- Born: Oct. 2 1986 Greensboro, North Carolina
- Occupations: ballet dancer, choreographer
- Years active: 2006-Present
- Career
- Current group: Metropolitan Opera
- Former groups: Greensboro Ballet North Carolina Dance Theatre School of American Ballet
- Website: emerylecrone.com

= Emery LeCrone =

American dancer and choreographer (born 1986)

Emery LeCrone is an American dancer and choreographer. Currently she dances professionally with the Metropolitan Opera in New York City. She is an established choreographer who has presented and produced numerous large scale productions with her own chamber company, Emery LeCrone DANCE, founded in 2013. LeCrone's choreography has been commissioned by the Colorado Ballet, Oregon Ballet Theater, Minnesota Dance Theater, North Carolina Dance Theater, and the Saint Louis Ballet, among others.

Career highlights include a collaboration with the designer Yigal Azrouël for the Guggenheim Works & Process series in 2014. As well as a full-length evening of her choreography for The Joyce Theater's Ballet Festival in 2017.

While working within the classical vocabulary, LeCrone incorporates pedestrian movements that are strikingly tender. The steps look like ballet, but they're less formal, more rugged and athletic and her dancers are certainly not afraid of the floor.
Intense movements with silent yet intimate exchanges between dancers are emblematic of LeCrone's choreographic style.

Brian Seibert of The New York Times has written about her work "Emery LeCrone is a skilled and sophisticated choreographer who is attentive to music and musical form. Mostly abstaining from easy sensationalism, she is laudably committed to the harder task of making dance work as dance, almost solely through abstraction rather than narrative. He elaborates "Ms. LeCrone's divergences from classical ballet are all in the direction of increasing a ribbonlike flow — blending in the rolling floor contact of contemporary dance and braiding sections with adroit overlapping.

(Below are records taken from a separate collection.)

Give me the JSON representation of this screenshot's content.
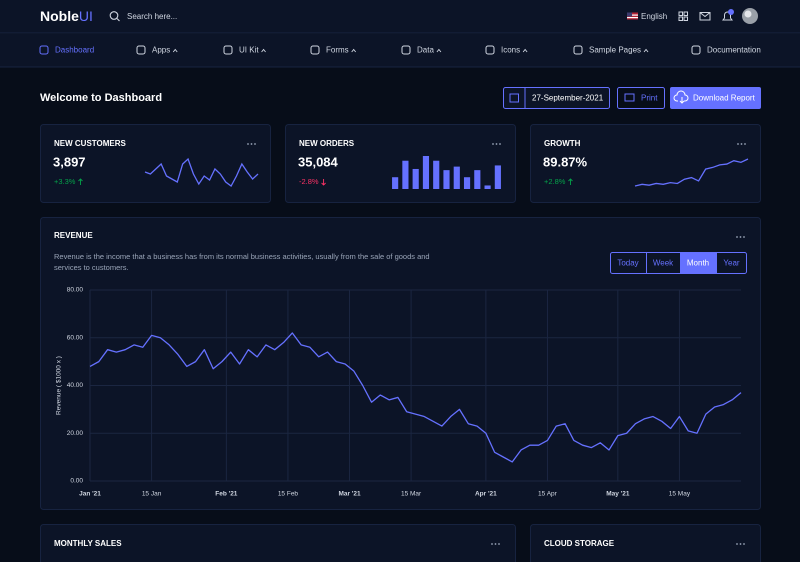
{
  "header": {
    "logo": "Noble",
    "logo_accent": "UI",
    "search_placeholder": "Search here...",
    "language": "English"
  },
  "nav": [
    {
      "label": "Dashboard",
      "active": true,
      "dropdown": false
    },
    {
      "label": "Apps",
      "active": false,
      "dropdown": true
    },
    {
      "label": "UI Kit",
      "active": false,
      "dropdown": true
    },
    {
      "label": "Forms",
      "active": false,
      "dropdown": true
    },
    {
      "label": "Data",
      "active": false,
      "dropdown": true
    },
    {
      "label": "Icons",
      "active": false,
      "dropdown": true
    },
    {
      "label": "Sample Pages",
      "active": false,
      "dropdown": true
    },
    {
      "label": "Documentation",
      "active": false,
      "dropdown": false
    }
  ],
  "page": {
    "title": "Welcome to Dashboard",
    "date": "27-September-2021",
    "print": "Print",
    "download": "Download Report"
  },
  "cards": [
    {
      "title": "NEW CUSTOMERS",
      "value": "3,897",
      "delta": "+3.3%",
      "trend": "up",
      "chart": {
        "type": "line",
        "color": "#6571ff",
        "values": [
          52,
          50,
          55,
          60,
          48,
          45,
          42,
          60,
          65,
          50,
          40,
          48,
          44,
          55,
          50,
          42,
          38,
          48,
          60,
          52,
          45,
          50
        ]
      }
    },
    {
      "title": "NEW ORDERS",
      "value": "35,084",
      "delta": "-2.8%",
      "trend": "down",
      "chart": {
        "type": "bar",
        "color": "#6571ff",
        "values": [
          10,
          24,
          17,
          28,
          24,
          16,
          19,
          10,
          16,
          3,
          20
        ]
      }
    },
    {
      "title": "GROWTH",
      "value": "89.87%",
      "delta": "+2.8%",
      "trend": "up",
      "chart": {
        "type": "line",
        "color": "#6571ff",
        "values": [
          30,
          32,
          31,
          33,
          32,
          34,
          33,
          38,
          40,
          36,
          50,
          52,
          55,
          56,
          60,
          58,
          62
        ]
      }
    }
  ],
  "revenue": {
    "title": "REVENUE",
    "description": "Revenue is the income that a business has from its normal business activities, usually from the sale of goods and services to customers.",
    "ranges": [
      {
        "label": "Today",
        "active": false
      },
      {
        "label": "Week",
        "active": false
      },
      {
        "label": "Month",
        "active": true
      },
      {
        "label": "Year",
        "active": false
      }
    ],
    "chart": {
      "type": "line",
      "y_label": "Revenue ( $1000 x )",
      "color": "#6571ff",
      "grid": true,
      "xlim": [
        "2021-01-01",
        "2021-05-29"
      ],
      "xticks": [
        {
          "value": "2021-01-01",
          "label": "Jan '21"
        },
        {
          "value": "2021-01-15",
          "label": "15 Jan"
        },
        {
          "value": "2021-02-01",
          "label": "Feb '21"
        },
        {
          "value": "2021-02-15",
          "label": "15 Feb"
        },
        {
          "value": "2021-03-01",
          "label": "Mar '21"
        },
        {
          "value": "2021-03-15",
          "label": "15 Mar"
        },
        {
          "value": "2021-04-01",
          "label": "Apr '21"
        },
        {
          "value": "2021-04-15",
          "label": "15 Apr"
        },
        {
          "value": "2021-05-01",
          "label": "May '21"
        },
        {
          "value": "2021-05-15",
          "label": "15 May"
        }
      ],
      "ylim": [
        0,
        80
      ],
      "yticks": [
        {
          "value": 0,
          "label": "0.00"
        },
        {
          "value": 20,
          "label": "20.00"
        },
        {
          "value": 40,
          "label": "40.00"
        },
        {
          "value": 60,
          "label": "60.00"
        },
        {
          "value": 80,
          "label": "80.00"
        }
      ],
      "x": [
        "2021-01-01",
        "2021-01-03",
        "2021-01-05",
        "2021-01-07",
        "2021-01-09",
        "2021-01-11",
        "2021-01-13",
        "2021-01-15",
        "2021-01-17",
        "2021-01-19",
        "2021-01-21",
        "2021-01-23",
        "2021-01-25",
        "2021-01-27",
        "2021-01-29",
        "2021-01-31",
        "2021-02-02",
        "2021-02-04",
        "2021-02-06",
        "2021-02-08",
        "2021-02-10",
        "2021-02-12",
        "2021-02-14",
        "2021-02-16",
        "2021-02-18",
        "2021-02-20",
        "2021-02-22",
        "2021-02-24",
        "2021-02-26",
        "2021-02-28",
        "2021-03-02",
        "2021-03-04",
        "2021-03-06",
        "2021-03-08",
        "2021-03-10",
        "2021-03-12",
        "2021-03-14",
        "2021-03-16",
        "2021-03-18",
        "2021-03-20",
        "2021-03-22",
        "2021-03-24",
        "2021-03-26",
        "2021-03-28",
        "2021-03-30",
        "2021-04-01",
        "2021-04-03",
        "2021-04-05",
        "2021-04-07",
        "2021-04-09",
        "2021-04-11",
        "2021-04-13",
        "2021-04-15",
        "2021-04-17",
        "2021-04-19",
        "2021-04-21",
        "2021-04-23",
        "2021-04-25",
        "2021-04-27",
        "2021-04-29",
        "2021-05-01",
        "2021-05-03",
        "2021-05-05",
        "2021-05-07",
        "2021-05-09",
        "2021-05-11",
        "2021-05-13",
        "2021-05-15",
        "2021-05-17",
        "2021-05-19",
        "2021-05-21",
        "2021-05-23",
        "2021-05-25",
        "2021-05-27",
        "2021-05-29"
      ],
      "values": [
        48,
        50,
        55,
        54,
        55,
        57,
        56,
        61,
        60,
        57,
        53,
        48,
        50,
        55,
        47,
        50,
        54,
        49,
        55,
        52,
        57,
        55,
        58,
        62,
        57,
        56,
        52,
        54,
        50,
        49,
        46,
        40,
        33,
        36,
        34,
        35,
        29,
        28,
        27,
        25,
        23,
        27,
        30,
        24,
        23,
        20,
        12,
        10,
        8,
        13,
        15,
        15,
        17,
        23,
        24,
        17,
        15,
        14,
        16,
        13,
        19,
        20,
        24,
        26,
        27,
        25,
        22,
        27,
        21,
        20,
        28,
        31,
        32,
        34,
        37
      ]
    }
  },
  "bottom_cards": [
    {
      "title": "MONTHLY SALES"
    },
    {
      "title": "CLOUD STORAGE"
    }
  ]
}
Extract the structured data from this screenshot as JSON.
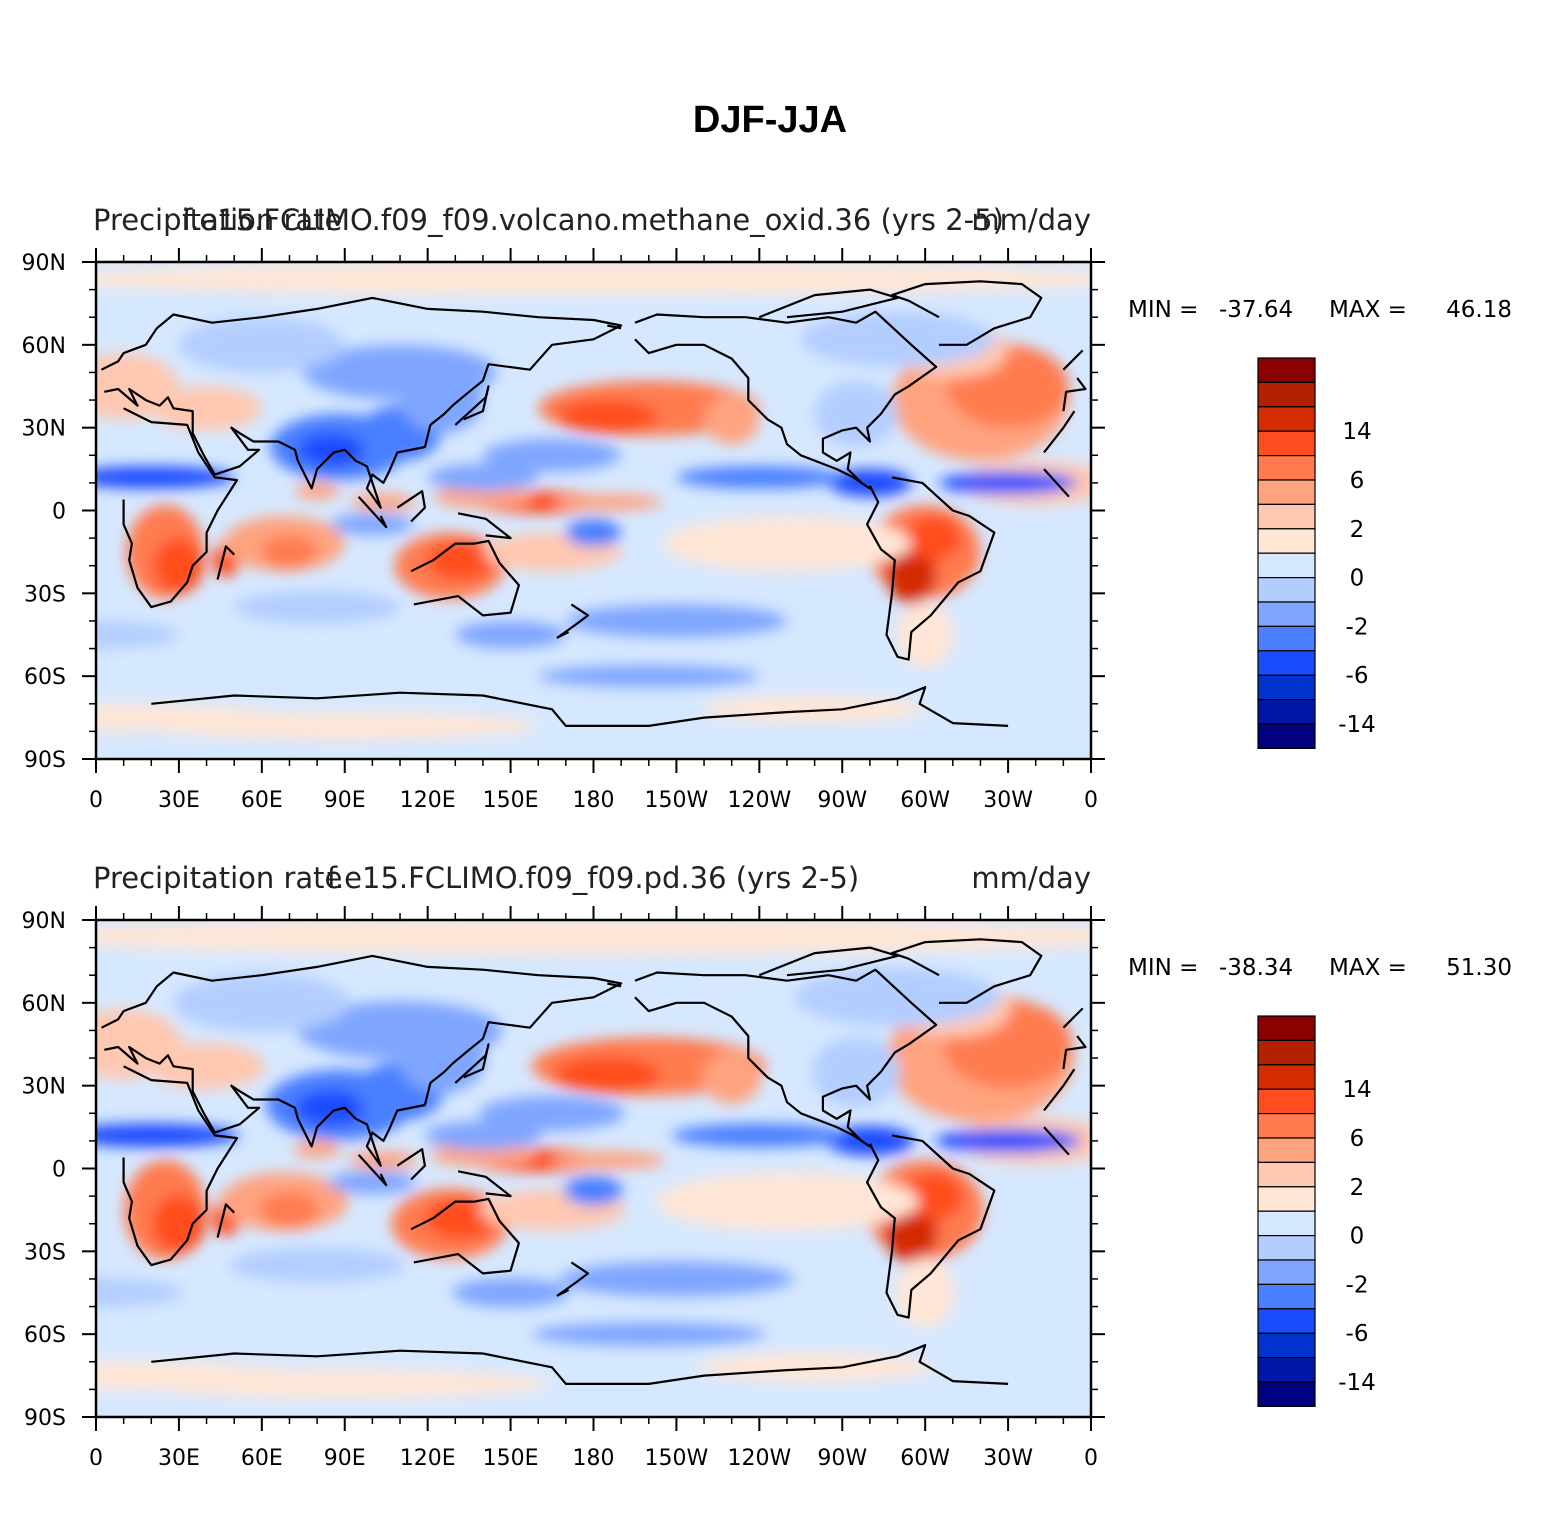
{
  "figure": {
    "title": "DJF-JJA"
  },
  "colors": {
    "levels": [
      "#000080",
      "#0016a8",
      "#0033cc",
      "#1a4cff",
      "#4a7fff",
      "#7fa6ff",
      "#b3cdff",
      "#d6e8ff",
      "#ffe6d6",
      "#ffc8b0",
      "#ffa37f",
      "#ff7b4f",
      "#ff4d1f",
      "#d42b00",
      "#b32000",
      "#8b0000"
    ],
    "coast": "#000000",
    "ocean_base": "#d6e8ff"
  },
  "axes": {
    "lon_labels": [
      "0",
      "30E",
      "60E",
      "90E",
      "120E",
      "150E",
      "180",
      "150W",
      "120W",
      "90W",
      "60W",
      "30W",
      "0"
    ],
    "lat_labels": [
      "90N",
      "60N",
      "30N",
      "0",
      "30S",
      "60S",
      "90S"
    ],
    "lon_range": [
      0,
      360
    ],
    "lat_range": [
      -90,
      90
    ]
  },
  "colorbar": {
    "labels": [
      "14",
      "6",
      "2",
      "0",
      "-2",
      "-6",
      "-14"
    ]
  },
  "panels": [
    {
      "left_title": "Precipitation rate",
      "center_title": "f.e15.FCLIMO.f09_f09.volcano.methane_oxid.36 (yrs 2-5)",
      "right_title": "mm/day",
      "stats": {
        "min_label": "MIN =",
        "min": "-37.64",
        "max_label": "MAX =",
        "max": "46.18"
      }
    },
    {
      "left_title": "Precipitation rate",
      "center_title": "f.e15.FCLIMO.f09_f09.pd.36 (yrs 2-5)",
      "right_title": "mm/day",
      "stats": {
        "min_label": "MIN =",
        "min": "-38.34",
        "max_label": "MAX =",
        "max": "51.30"
      }
    }
  ]
}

She grew up in North Carolina and trained at the School of Greensboro Ballet under Elissa Minet Fuchs, John Dennis, and Maryhelen Mayfield. LeCrone spent summers at intensives at the School of American Ballet. She graduated from the North Carolina School of the Arts before joining the North Carolina Dance Theatre. She began choreographing in 2006. She was the resident choreographer of the New Chamber Ballet and the Columbia Ballet Collaborative. She has also choreographed works for the Oregon Ballet Theater and the Colorado Ballet.

Her sister, Megan LeCrone, is a soloist for the New York City Ballet.